Oh my.  Picketing?  Seriously?  There's something just plane humorous about the idea of Madison Ave Richie Riches staging a "protest" over a greenmarket.  And New York Mag calling it "victory" over "hayseeds" and "organic rabble."  I just have to laugh...

As for Zabar's, I never shopped there anyway.  When I first moved to the area, I checked Eli's out, but it was immediately obvious that it caters to Upper East Side elites with too much money on their hands.

It's nice and all that he grows some stuff on roofs, but it's the money issue that's a problem.  If you want fresh, affordable local food, without all the expensive frou-frou window dressing - if you want to make an honest, responsible choice about the food resources you use - Eli's is no solution.  His store is just one more aspect of "New York as Luxury Product."

So I don't see why he's concerned about greenmarkets coming to the area - the people who shop at his store are never going to go to a greenmarket anyway.  They're not paying for the food, they're paying for the whole identity package that makes them feel like the kind of New Yorkers they want to feel like.  They're buying style, not substance.  He's not going to lose customers to a greenmarket.  Especially one that's only open once a week for a few months in the summer anyway.

Those of us who want better food options were never potential customers for him in the first place.

This is a sad development due to most people in the area not taking the essential time to fully consider Peak Everything ramifications and halting their detritus delusion.  I suggest that this is just more concrete evidence that can be used to increase the secession drive for the creation of distinct biosolar habitats.  Otherwise, the detritovores will continue to drown those biosolars desperately seeking a lifeboat.

Bob Shaw in Phx,AZ  Are Humans Smarter than Yeast?

Wow - well said, and I totally agree.
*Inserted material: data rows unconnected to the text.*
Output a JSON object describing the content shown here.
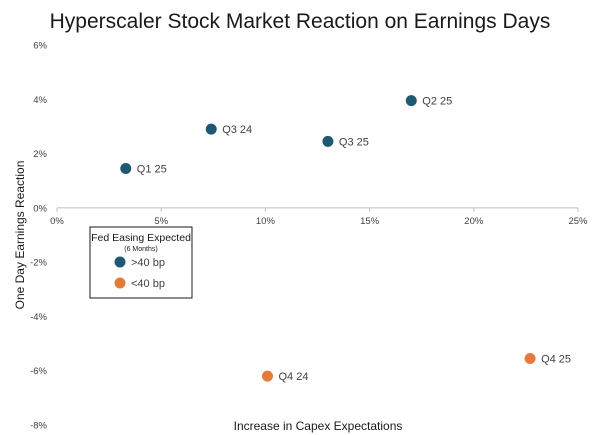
{
  "chart_data": {
    "type": "scatter",
    "title": "Hyperscaler Stock Market Reaction on Earnings Days",
    "xlabel": "Increase in Capex Expectations",
    "ylabel": "One Day Earnings Reaction",
    "xlim": [
      0,
      25
    ],
    "ylim": [
      -8,
      6
    ],
    "x_ticks": [
      0,
      5,
      10,
      15,
      20,
      25
    ],
    "y_ticks": [
      6,
      4,
      2,
      0,
      -2,
      -4,
      -6,
      -8
    ],
    "x_tick_labels": [
      "0%",
      "5%",
      "10%",
      "15%",
      "20%",
      "25%"
    ],
    "y_tick_labels": [
      "6%",
      "4%",
      "2%",
      "0%",
      "-2%",
      "-4%",
      "-6%",
      "-8%"
    ],
    "grid": false,
    "legend": {
      "title": "Fed Easing Expected",
      "subtitle": "(6 Months)",
      "placement": "left",
      "entries": [
        {
          "name": ">40 bp",
          "color": "#1f5872"
        },
        {
          "name": "<40 bp",
          "color": "#e57b3b"
        }
      ]
    },
    "series": [
      {
        "name": ">40 bp",
        "color": "#1f5872",
        "points": [
          {
            "label": "Q1 25",
            "x": 3.3,
            "y": 1.45
          },
          {
            "label": "Q3 24",
            "x": 7.4,
            "y": 2.9
          },
          {
            "label": "Q3 25",
            "x": 13.0,
            "y": 2.45
          },
          {
            "label": "Q2 25",
            "x": 17.0,
            "y": 3.95
          }
        ]
      },
      {
        "name": "<40 bp",
        "color": "#e57b3b",
        "points": [
          {
            "label": "Q4 24",
            "x": 10.1,
            "y": -6.2
          },
          {
            "label": "Q4 25",
            "x": 22.7,
            "y": -5.55
          }
        ]
      }
    ]
  }
}
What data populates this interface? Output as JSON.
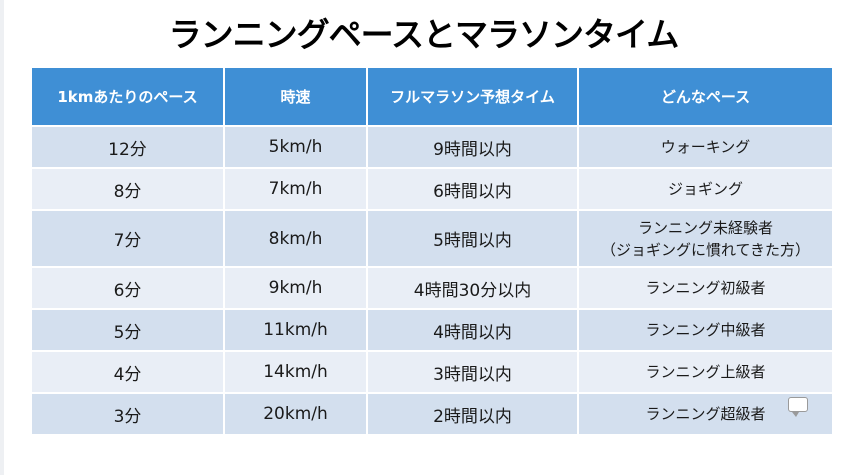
{
  "title": "ランニングペースとマラソンタイム",
  "table": {
    "headers": [
      "1kmあたりのペース",
      "時速",
      "フルマラソン予想タイム",
      "どんなペース"
    ],
    "rows": [
      {
        "pace": "12分",
        "speed": "5km/h",
        "marathon": "9時間以内",
        "desc": "ウォーキング"
      },
      {
        "pace": "8分",
        "speed": "7km/h",
        "marathon": "6時間以内",
        "desc": "ジョギング"
      },
      {
        "pace": "7分",
        "speed": "8km/h",
        "marathon": "5時間以内",
        "desc": "ランニング未経験者",
        "desc2": "（ジョギングに慣れてきた方）"
      },
      {
        "pace": "6分",
        "speed": "9km/h",
        "marathon": "4時間30分以内",
        "desc": "ランニング初級者"
      },
      {
        "pace": "5分",
        "speed": "11km/h",
        "marathon": "4時間以内",
        "desc": "ランニング中級者"
      },
      {
        "pace": "4分",
        "speed": "14km/h",
        "marathon": "3時間以内",
        "desc": "ランニング上級者"
      },
      {
        "pace": "3分",
        "speed": "20km/h",
        "marathon": "2時間以内",
        "desc": "ランニング超級者"
      }
    ]
  },
  "colors": {
    "header_bg": "#3f8fd5",
    "row_odd": "#d3dfee",
    "row_even": "#e9eef6"
  },
  "icons": {
    "comment": "comment-icon"
  }
}
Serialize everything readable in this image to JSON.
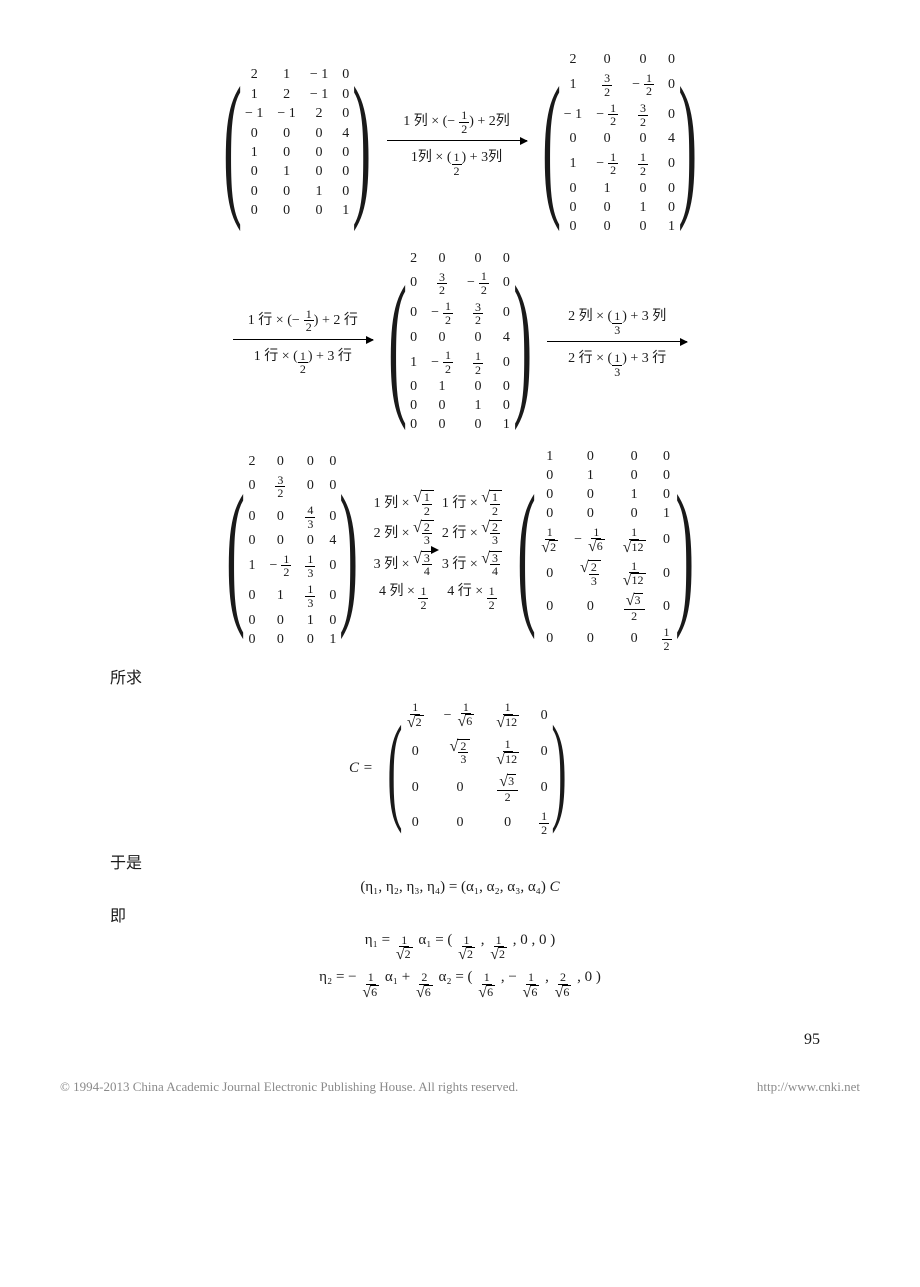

Eli's is a lovely store, and the produce looks good, but I can't afford a grape there! I do buy other things there once in a while - specialty items, soups, cheese, bread, things like that. But as much I as stop and admire the produce, I always go to a smaller market to buy my veggies. Their prices are just too much for me. Eli's would never lose any biz from me, to a Green Market, and they might even gain more since they would be on my route to PS6.